C++ Programming - Constructors and Destructors - Discussion

Discussion Forum : Constructors and Destructors - General Questions (Q.No. 8)
8.
Which of the following statement is incorrect?
Constructor is a member function of the class.
The compiler always provides a zero argument constructor.
It is necessary that a constructor in a class should always be public.
Both B and C.
Answer: Option
Explanation:
No answer description is available. Let's discuss.
Discussion:
34 comments Page 3 of 4.

Ashutosh Londhe said:   1 decade ago
Compiler always provide parameter-less constructor, so option B is correct. But we can declare constructor as private so that we can create object of class outside member function for ex:constructor and copy constructor in singleton class is private.

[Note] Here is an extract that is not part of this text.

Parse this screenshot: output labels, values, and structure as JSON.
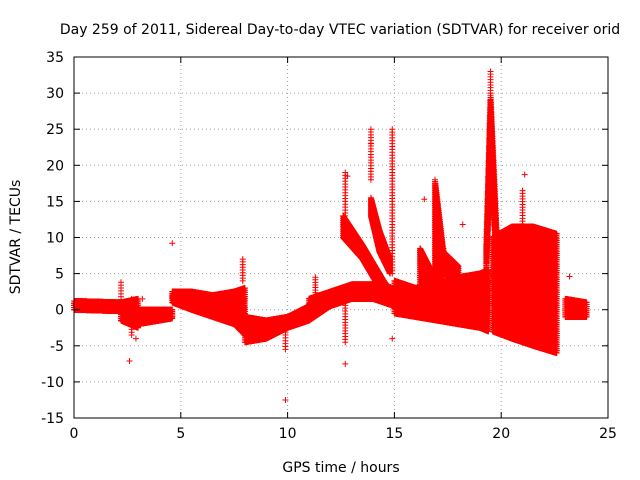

Utsav said:   1 decade ago
How can constructor can't be private? If we consider design patterns, for singleton pattern implementation, constructor should be private.

Sundar said:   1 decade ago
Option C is correct.

1) Compiler doesn't ALWAYS provide a zero-argument constructor. It provides a zero-arg constructor only when the user hasn't defined any constructor explicitly.

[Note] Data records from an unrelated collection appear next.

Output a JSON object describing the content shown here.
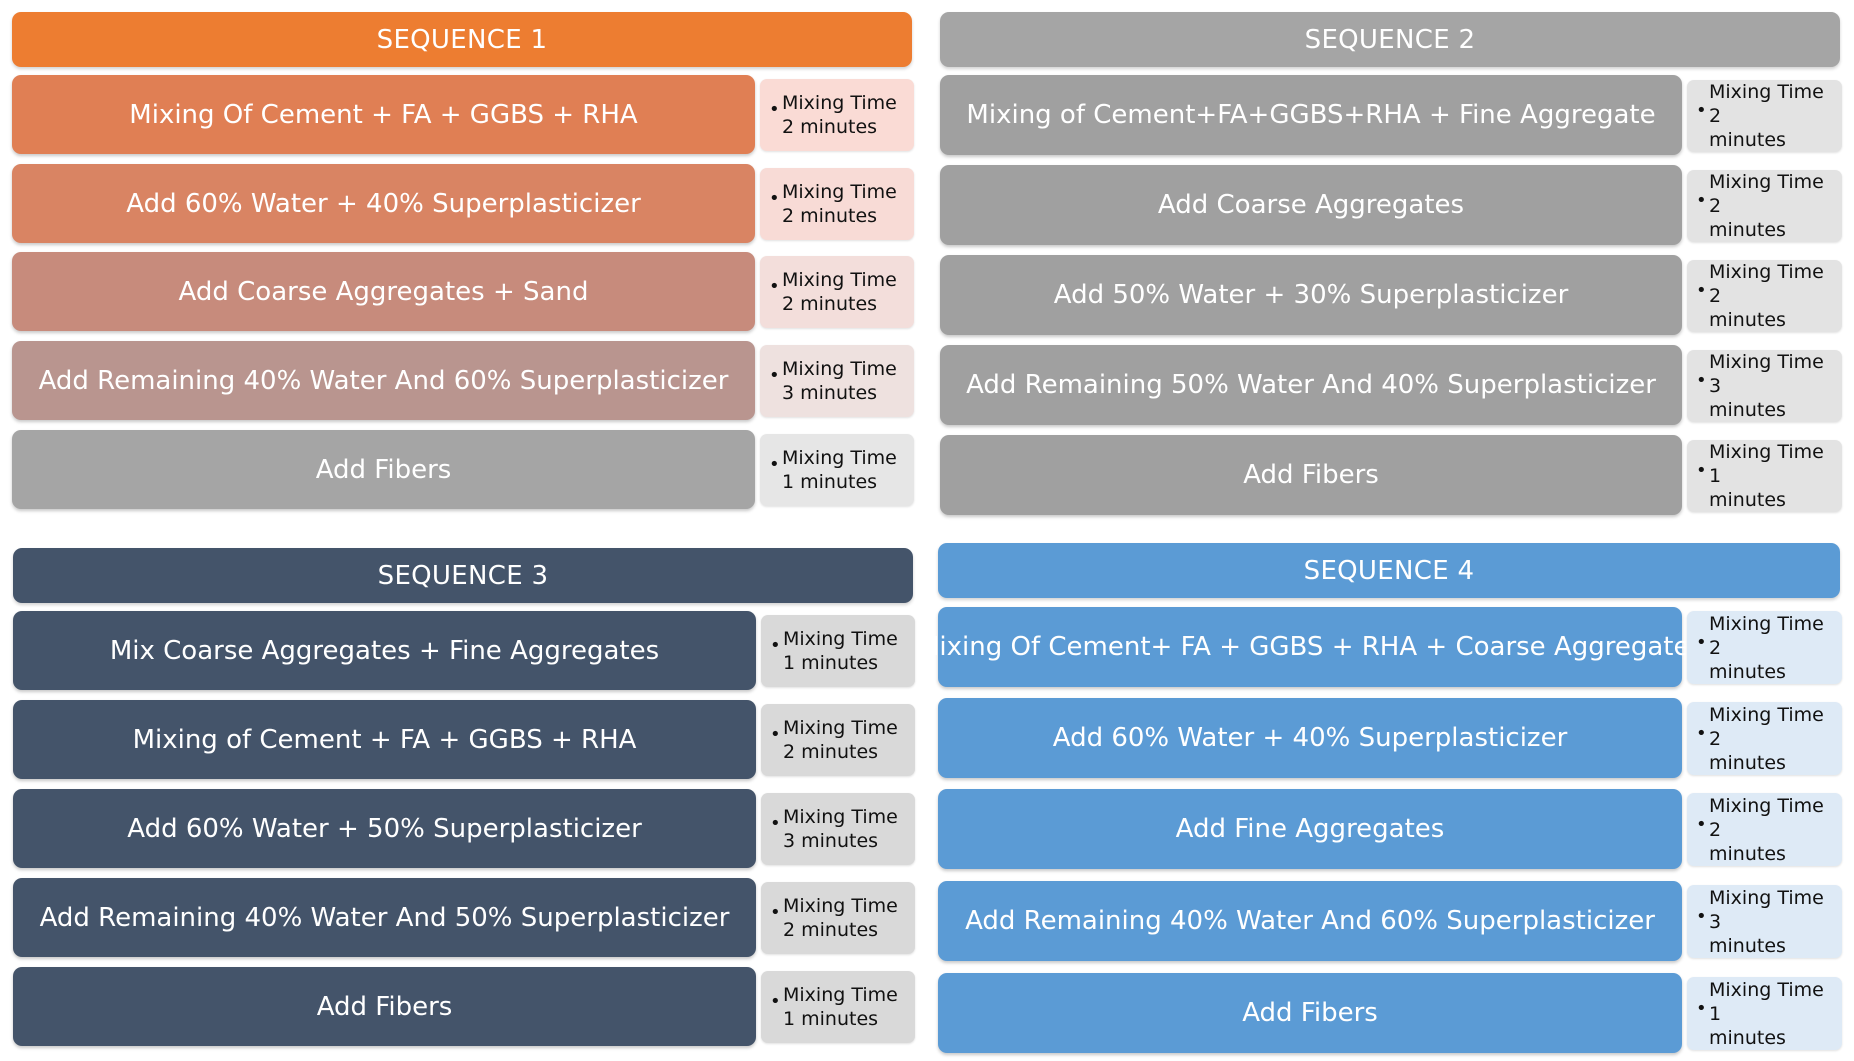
{
  "sequences": [
    {
      "title": "SEQUENCE 1",
      "header_color": "#ED7D31",
      "steps": [
        {
          "label": "Mixing Of  Cement + FA + GGBS + RHA",
          "color": "#E07F54",
          "note_l1": "Mixing Time",
          "note_l2": "2 minutes",
          "note_bg": "#FADBD5"
        },
        {
          "label": "Add 60% Water + 40% Superplasticizer",
          "color": "#D98463",
          "note_l1": "Mixing Time",
          "note_l2": "2 minutes",
          "note_bg": "#F8DBD6"
        },
        {
          "label": "Add Coarse Aggregates + Sand",
          "color": "#C78B7C",
          "note_l1": "Mixing Time",
          "note_l2": "2 minutes",
          "note_bg": "#F3DEDB"
        },
        {
          "label": "Add Remaining 40% Water And 60% Superplasticizer",
          "color": "#B9958F",
          "note_l1": "Mixing Time",
          "note_l2": "3 minutes",
          "note_bg": "#EEE1DF"
        },
        {
          "label": "Add Fibers",
          "color": "#A5A5A5",
          "note_l1": "Mixing Time",
          "note_l2": "1 minutes",
          "note_bg": "#E6E6E6"
        }
      ]
    },
    {
      "title": "SEQUENCE 2",
      "header_color": "#A5A5A5",
      "steps": [
        {
          "label": "Mixing of Cement+FA+GGBS+RHA + Fine Aggregate",
          "color": "#A0A0A0",
          "note_l1": "Mixing Time 2",
          "note_l2": "minutes",
          "note_bg": "#E3E3E3"
        },
        {
          "label": "Add Coarse Aggregates",
          "color": "#A0A0A0",
          "note_l1": "Mixing Time 2",
          "note_l2": "minutes",
          "note_bg": "#E3E3E3"
        },
        {
          "label": "Add 50% Water + 30% Superplasticizer",
          "color": "#A0A0A0",
          "note_l1": "Mixing Time 2",
          "note_l2": "minutes",
          "note_bg": "#E3E3E3"
        },
        {
          "label": "Add Remaining 50% Water And 40% Superplasticizer",
          "color": "#A0A0A0",
          "note_l1": "Mixing Time 3",
          "note_l2": "minutes",
          "note_bg": "#E3E3E3"
        },
        {
          "label": "Add Fibers",
          "color": "#A0A0A0",
          "note_l1": "Mixing Time 1",
          "note_l2": "minutes",
          "note_bg": "#E3E3E3"
        }
      ]
    },
    {
      "title": "SEQUENCE 3",
      "header_color": "#44546A",
      "steps": [
        {
          "label": "Mix Coarse Aggregates + Fine Aggregates",
          "color": "#44546A",
          "note_l1": "Mixing Time",
          "note_l2": "1 minutes",
          "note_bg": "#D9D9D9"
        },
        {
          "label": "Mixing of Cement + FA + GGBS + RHA",
          "color": "#44546A",
          "note_l1": "Mixing Time",
          "note_l2": "2 minutes",
          "note_bg": "#D9D9D9"
        },
        {
          "label": "Add 60% Water + 50% Superplasticizer",
          "color": "#44546A",
          "note_l1": "Mixing Time",
          "note_l2": "3 minutes",
          "note_bg": "#D9D9D9"
        },
        {
          "label": "Add Remaining 40% Water And 50% Superplasticizer",
          "color": "#44546A",
          "note_l1": "Mixing Time",
          "note_l2": "2 minutes",
          "note_bg": "#D9D9D9"
        },
        {
          "label": "Add Fibers",
          "color": "#44546A",
          "note_l1": "Mixing Time",
          "note_l2": "1 minutes",
          "note_bg": "#D9D9D9"
        }
      ]
    },
    {
      "title": "SEQUENCE 4",
      "header_color": "#5B9BD5",
      "steps": [
        {
          "label": "Mixing Of Cement+ FA + GGBS + RHA + Coarse Aggregates",
          "color": "#5B9BD5",
          "note_l1": "Mixing Time 2",
          "note_l2": "minutes",
          "note_bg": "#DEEAF6"
        },
        {
          "label": "Add 60% Water + 40% Superplasticizer",
          "color": "#5B9BD5",
          "note_l1": "Mixing Time 2",
          "note_l2": "minutes",
          "note_bg": "#DEEAF6"
        },
        {
          "label": "Add Fine Aggregates",
          "color": "#5B9BD5",
          "note_l1": "Mixing Time 2",
          "note_l2": "minutes",
          "note_bg": "#DEEAF6"
        },
        {
          "label": "Add Remaining 40% Water And 60% Superplasticizer",
          "color": "#5B9BD5",
          "note_l1": "Mixing Time 3",
          "note_l2": "minutes",
          "note_bg": "#DEEAF6"
        },
        {
          "label": "Add Fibers",
          "color": "#5B9BD5",
          "note_l1": "Mixing Time 1",
          "note_l2": "minutes",
          "note_bg": "#DEEAF6"
        }
      ]
    }
  ],
  "bullet_glyph": "•"
}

2) Constructor need not be public always. If it private/protected we can create another public member function which can call the private/protected constructor.

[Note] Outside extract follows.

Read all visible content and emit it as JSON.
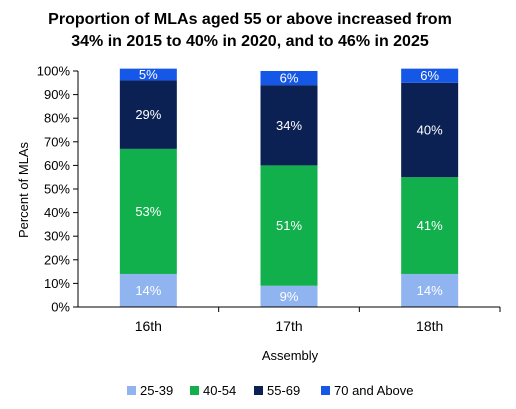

The keyword "ALWAYS" changes the answer here.

Kishore said:   1 decade ago
When we want to execute the particular part of the program we can declare constructor as private or protected.

JJ A said:   1 decade ago
It can be any of them.

Sujata said:   10 years ago
But compiler can automatically provide the default constructor.

Daniel Sandor said:   10 years ago
A class without any public constructor is not totally pointless, if it is a base class, and it has a protected constructor. Its' child class may be instantiated.

A class without any public or protected constructor is totally pointless. Neither this class nor its' child class is instatiatable, because the constructor of the child class must call the constructor of the base class, which is inaccessible from the child class if that constructor is private.

Divya said:   10 years ago
A is true, from the standard (paraphrased). The default constructor is a special member function. Special member functions are still member functions.

B is false. The compiler only provides a zero member default constructor if you don't provide a constructor yourself.

Example:

class B {
private:
int i;
public:
B(int x) { i = x; }
};

int main() {
B b; // COMPILER ERROR HERE...
return 0;
}

c) is also false. The following is valid c++
class A {
A() {}
};


@Daniel Sandor. I think you're wrong when you say that: "A class without any public or protected constructor is totally pointless".

You can do this and create instances using public factory methods.

Gaurank Verma said:   9 years ago
Here option (B) seems to be ambiguous.

The compiler will provide zero argument constructor by default only when we haven't declared any parametrized constructor.

But.

If has declared any parametrized constructor. In our C++ program, then in that case compiler won't provide any zero argument constructor by default. There will be a compilation error.

Zbik said:   9 years ago
It seems to that the answer B is incorrect. Let us assume that we define a constructor with parameters. In such situation a compiler would not generates the default constructor!